Department of Labor Issues Rules to Protect Affordable Care Act Whistleblowers

By on February 25, 2013

On February 22, 2013, the Department of Labor issued its interim final rule providing procedures and deadlines for handling whistleblower complaints under the Affordable Care Act (ACA).  The rule is expected to become effective February 27, 2013. The ACA amended the Fair Labor Standards Act to provide protections, such as prohibiting retaliation for employees and third parties similar to those of other protected whistleblowers, for providing information about violations of Title I of the ACA, including denial of insurance because of pre-existing conditions, using factors like medical history to set premium rates, or receiving health insurance tax credits that could translate to a tax penalty for certain employers.

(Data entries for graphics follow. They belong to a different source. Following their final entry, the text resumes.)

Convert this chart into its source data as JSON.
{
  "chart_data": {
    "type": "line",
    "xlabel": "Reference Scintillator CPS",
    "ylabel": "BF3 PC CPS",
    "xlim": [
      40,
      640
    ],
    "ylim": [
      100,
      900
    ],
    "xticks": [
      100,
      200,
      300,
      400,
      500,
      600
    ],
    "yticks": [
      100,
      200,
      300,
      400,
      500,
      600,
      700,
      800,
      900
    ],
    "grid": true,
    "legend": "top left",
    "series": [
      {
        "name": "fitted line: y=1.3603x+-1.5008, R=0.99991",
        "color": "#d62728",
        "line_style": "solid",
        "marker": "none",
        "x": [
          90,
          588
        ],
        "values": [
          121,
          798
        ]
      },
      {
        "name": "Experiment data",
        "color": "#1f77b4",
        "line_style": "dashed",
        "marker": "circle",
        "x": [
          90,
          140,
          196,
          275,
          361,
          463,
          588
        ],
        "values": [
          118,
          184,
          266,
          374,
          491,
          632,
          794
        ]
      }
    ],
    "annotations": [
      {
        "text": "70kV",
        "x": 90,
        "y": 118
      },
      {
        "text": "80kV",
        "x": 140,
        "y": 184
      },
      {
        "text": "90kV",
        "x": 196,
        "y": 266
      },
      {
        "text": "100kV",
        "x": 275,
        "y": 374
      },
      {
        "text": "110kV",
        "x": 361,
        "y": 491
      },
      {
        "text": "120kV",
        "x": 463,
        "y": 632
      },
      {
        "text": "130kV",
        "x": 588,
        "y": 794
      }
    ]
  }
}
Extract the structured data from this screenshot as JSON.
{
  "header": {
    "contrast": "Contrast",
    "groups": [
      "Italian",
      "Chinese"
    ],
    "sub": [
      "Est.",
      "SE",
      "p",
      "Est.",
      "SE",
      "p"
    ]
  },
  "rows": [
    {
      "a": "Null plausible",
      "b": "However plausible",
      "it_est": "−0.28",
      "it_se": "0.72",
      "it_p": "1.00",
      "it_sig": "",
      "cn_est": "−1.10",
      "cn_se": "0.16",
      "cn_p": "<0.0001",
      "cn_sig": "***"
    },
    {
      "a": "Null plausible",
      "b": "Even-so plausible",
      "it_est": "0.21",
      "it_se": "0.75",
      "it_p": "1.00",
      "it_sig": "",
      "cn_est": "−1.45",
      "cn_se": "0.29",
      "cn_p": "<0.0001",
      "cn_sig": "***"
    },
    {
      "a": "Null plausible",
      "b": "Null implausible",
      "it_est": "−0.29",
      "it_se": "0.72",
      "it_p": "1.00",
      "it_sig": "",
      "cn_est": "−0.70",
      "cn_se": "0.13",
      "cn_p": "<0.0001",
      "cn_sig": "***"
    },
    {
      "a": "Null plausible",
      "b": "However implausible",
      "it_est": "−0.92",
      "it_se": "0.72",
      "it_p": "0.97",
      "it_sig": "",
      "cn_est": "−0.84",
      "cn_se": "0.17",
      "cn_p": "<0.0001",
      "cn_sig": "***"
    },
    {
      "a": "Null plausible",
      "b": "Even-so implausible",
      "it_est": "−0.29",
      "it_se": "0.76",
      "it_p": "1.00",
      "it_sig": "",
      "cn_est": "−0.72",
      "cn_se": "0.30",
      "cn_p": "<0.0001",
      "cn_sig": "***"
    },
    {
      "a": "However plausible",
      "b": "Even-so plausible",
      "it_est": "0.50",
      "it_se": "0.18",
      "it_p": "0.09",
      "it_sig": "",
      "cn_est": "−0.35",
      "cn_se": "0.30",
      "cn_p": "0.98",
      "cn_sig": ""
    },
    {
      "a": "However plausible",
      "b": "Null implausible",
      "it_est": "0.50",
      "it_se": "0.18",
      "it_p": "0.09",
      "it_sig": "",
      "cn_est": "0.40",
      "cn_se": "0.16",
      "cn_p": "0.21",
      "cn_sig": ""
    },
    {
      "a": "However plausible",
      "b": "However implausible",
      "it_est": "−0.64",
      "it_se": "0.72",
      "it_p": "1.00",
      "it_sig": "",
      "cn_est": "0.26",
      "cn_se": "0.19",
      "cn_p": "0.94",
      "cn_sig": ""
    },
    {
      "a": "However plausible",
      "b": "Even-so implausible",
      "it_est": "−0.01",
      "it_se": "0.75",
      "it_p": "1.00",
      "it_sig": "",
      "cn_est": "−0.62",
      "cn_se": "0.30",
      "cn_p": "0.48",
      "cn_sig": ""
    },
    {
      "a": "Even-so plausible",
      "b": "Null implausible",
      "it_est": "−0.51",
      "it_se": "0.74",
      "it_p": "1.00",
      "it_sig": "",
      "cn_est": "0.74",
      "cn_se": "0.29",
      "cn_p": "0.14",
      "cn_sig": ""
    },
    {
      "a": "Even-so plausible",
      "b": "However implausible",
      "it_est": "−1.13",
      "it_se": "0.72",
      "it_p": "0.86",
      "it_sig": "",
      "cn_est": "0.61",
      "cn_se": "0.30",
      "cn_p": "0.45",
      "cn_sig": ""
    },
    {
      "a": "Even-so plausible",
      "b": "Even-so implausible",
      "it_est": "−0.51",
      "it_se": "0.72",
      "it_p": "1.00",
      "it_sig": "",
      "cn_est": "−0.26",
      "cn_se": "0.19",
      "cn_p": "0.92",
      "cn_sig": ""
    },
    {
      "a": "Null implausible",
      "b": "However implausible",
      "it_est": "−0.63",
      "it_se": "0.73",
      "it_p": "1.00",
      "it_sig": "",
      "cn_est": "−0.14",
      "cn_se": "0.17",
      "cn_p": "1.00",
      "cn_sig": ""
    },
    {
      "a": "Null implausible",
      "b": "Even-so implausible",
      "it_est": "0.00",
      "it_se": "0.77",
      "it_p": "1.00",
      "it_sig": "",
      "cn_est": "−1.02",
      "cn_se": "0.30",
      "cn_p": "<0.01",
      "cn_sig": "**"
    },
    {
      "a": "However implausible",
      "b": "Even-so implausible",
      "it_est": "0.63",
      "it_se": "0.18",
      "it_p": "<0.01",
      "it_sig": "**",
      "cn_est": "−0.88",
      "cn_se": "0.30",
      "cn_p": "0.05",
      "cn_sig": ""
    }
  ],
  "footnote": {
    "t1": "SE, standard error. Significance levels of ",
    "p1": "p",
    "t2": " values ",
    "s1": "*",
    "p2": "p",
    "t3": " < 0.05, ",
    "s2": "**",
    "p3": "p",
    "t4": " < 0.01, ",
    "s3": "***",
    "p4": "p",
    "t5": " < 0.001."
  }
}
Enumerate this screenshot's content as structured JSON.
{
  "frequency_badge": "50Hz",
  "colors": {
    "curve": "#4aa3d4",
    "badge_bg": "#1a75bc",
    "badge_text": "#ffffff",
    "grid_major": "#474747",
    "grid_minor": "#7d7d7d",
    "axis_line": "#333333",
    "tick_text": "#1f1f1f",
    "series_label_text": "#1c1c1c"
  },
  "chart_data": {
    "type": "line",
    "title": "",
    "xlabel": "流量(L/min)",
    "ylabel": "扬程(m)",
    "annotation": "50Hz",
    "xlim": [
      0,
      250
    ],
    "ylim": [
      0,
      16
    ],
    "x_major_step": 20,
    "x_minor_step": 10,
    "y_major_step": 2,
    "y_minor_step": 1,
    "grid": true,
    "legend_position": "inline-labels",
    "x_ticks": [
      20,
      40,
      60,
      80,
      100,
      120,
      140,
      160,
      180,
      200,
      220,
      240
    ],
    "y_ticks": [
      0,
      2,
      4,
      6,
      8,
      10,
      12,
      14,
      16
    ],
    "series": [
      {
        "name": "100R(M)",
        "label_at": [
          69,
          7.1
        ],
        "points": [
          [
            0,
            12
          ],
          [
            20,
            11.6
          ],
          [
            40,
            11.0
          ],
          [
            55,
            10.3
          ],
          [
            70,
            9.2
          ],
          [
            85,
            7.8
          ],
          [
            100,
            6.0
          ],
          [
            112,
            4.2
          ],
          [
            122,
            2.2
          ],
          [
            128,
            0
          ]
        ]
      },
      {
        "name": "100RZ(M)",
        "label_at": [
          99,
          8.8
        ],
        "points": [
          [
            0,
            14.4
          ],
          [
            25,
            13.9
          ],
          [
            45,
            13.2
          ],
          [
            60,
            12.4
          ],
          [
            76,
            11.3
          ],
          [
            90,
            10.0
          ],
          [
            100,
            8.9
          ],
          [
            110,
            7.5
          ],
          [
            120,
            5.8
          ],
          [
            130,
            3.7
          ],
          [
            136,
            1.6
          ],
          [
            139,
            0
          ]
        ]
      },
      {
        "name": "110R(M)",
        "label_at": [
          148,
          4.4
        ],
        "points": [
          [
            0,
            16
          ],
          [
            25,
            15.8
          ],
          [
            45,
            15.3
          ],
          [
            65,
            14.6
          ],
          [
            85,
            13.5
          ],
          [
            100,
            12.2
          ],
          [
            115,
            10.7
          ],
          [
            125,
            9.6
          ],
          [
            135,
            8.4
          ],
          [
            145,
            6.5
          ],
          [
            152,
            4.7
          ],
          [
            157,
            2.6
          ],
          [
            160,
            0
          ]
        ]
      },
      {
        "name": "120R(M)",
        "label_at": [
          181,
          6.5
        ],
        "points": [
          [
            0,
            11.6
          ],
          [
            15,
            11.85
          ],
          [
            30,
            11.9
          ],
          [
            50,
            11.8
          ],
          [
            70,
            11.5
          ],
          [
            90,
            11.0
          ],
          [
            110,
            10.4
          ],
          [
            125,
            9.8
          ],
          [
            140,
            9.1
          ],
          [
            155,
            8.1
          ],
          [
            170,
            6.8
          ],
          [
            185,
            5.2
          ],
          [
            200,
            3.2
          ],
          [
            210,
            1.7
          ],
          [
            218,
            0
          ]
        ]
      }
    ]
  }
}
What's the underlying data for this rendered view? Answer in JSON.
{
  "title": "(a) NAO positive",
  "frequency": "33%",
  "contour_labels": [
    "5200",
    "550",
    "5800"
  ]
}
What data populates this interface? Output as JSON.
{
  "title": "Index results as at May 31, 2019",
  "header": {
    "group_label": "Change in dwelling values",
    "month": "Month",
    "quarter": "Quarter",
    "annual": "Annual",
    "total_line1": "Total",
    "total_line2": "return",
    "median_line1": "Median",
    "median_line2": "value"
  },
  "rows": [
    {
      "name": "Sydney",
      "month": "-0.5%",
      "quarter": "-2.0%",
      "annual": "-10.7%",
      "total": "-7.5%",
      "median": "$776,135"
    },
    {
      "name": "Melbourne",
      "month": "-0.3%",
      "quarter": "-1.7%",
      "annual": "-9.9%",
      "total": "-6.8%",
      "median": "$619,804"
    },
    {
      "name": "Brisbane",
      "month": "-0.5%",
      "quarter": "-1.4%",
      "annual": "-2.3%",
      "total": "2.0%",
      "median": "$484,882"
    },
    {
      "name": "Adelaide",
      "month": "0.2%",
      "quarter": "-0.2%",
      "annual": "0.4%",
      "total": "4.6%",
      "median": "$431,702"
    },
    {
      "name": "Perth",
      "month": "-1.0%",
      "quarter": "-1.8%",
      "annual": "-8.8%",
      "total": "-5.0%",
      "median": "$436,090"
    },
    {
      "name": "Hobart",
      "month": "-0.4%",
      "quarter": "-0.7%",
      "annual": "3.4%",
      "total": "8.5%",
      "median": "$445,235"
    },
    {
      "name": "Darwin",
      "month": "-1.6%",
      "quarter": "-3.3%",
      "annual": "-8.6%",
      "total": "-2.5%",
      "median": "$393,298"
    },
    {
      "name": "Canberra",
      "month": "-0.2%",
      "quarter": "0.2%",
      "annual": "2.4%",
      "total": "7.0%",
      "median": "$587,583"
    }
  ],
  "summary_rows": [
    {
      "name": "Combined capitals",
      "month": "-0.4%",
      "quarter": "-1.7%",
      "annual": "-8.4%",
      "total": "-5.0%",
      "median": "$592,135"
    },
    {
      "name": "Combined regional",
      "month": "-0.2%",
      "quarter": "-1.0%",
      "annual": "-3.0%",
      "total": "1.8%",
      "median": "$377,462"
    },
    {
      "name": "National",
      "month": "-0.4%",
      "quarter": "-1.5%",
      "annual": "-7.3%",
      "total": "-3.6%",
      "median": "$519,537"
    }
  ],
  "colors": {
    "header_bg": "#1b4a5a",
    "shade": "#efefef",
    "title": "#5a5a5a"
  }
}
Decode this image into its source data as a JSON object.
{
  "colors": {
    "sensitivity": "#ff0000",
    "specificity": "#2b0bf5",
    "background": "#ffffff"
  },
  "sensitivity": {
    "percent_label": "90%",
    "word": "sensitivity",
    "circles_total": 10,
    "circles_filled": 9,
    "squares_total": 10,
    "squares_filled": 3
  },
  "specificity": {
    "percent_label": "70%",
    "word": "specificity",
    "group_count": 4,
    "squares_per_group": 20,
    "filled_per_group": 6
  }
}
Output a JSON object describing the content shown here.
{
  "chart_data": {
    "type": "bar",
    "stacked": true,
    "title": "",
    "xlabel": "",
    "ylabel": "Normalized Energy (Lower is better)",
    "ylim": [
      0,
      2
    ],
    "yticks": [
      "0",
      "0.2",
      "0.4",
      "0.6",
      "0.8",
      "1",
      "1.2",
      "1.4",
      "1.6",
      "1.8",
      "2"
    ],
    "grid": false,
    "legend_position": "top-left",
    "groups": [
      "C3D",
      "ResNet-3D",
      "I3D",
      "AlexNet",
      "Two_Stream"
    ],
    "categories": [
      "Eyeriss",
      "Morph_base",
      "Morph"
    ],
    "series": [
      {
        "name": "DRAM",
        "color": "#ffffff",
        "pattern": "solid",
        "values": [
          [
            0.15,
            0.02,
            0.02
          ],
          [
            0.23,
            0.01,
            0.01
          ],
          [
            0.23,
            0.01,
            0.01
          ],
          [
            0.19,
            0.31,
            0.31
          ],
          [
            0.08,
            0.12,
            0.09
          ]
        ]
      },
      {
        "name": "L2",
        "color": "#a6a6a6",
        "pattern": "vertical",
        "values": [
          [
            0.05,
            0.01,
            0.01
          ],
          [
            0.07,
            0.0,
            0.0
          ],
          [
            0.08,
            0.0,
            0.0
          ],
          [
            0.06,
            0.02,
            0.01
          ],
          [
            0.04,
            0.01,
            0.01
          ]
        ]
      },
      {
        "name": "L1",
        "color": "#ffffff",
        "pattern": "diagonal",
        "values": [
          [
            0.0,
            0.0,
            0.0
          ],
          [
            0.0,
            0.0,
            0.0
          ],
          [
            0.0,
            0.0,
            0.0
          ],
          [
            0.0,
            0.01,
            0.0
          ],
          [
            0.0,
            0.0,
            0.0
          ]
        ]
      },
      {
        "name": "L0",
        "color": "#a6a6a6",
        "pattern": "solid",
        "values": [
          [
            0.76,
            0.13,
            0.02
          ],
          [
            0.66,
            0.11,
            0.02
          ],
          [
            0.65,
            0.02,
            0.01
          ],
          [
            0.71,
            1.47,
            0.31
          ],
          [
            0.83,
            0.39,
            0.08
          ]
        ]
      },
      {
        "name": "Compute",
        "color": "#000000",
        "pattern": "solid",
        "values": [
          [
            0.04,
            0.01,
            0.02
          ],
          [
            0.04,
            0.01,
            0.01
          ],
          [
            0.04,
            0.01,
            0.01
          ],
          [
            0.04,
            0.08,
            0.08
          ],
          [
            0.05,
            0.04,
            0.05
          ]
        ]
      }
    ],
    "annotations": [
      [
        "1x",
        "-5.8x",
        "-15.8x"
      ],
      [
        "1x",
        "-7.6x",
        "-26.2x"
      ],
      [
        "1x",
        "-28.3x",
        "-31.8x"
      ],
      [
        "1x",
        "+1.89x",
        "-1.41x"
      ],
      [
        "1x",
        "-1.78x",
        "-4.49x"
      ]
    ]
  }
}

The whistleblower provisions state that retaliation complaints (written or oral and not required to be in English) must be filed within 180 days of the alleged violation, namely when the retaliatory decision is made and communicated to the employee. The complaints need only inform OSHA of the retaliation alleged and that the employee wants the agency to look into it. OSHA must issue findings within 60 days of the filing of a complaint on whether reasonable cause that the complaint has merit.  Then complaintant has 90 days to file suit or 210 days if no final OSHA decision occurs.

Since the ACA’s enactment in 2010, there have been 4 whistleblower cases in 2010, 14 in 2011 and 14 in 2012.  With the implementation of the ACA and its numerous provisions and uncertainty, whistleblower complaints are likely to increase.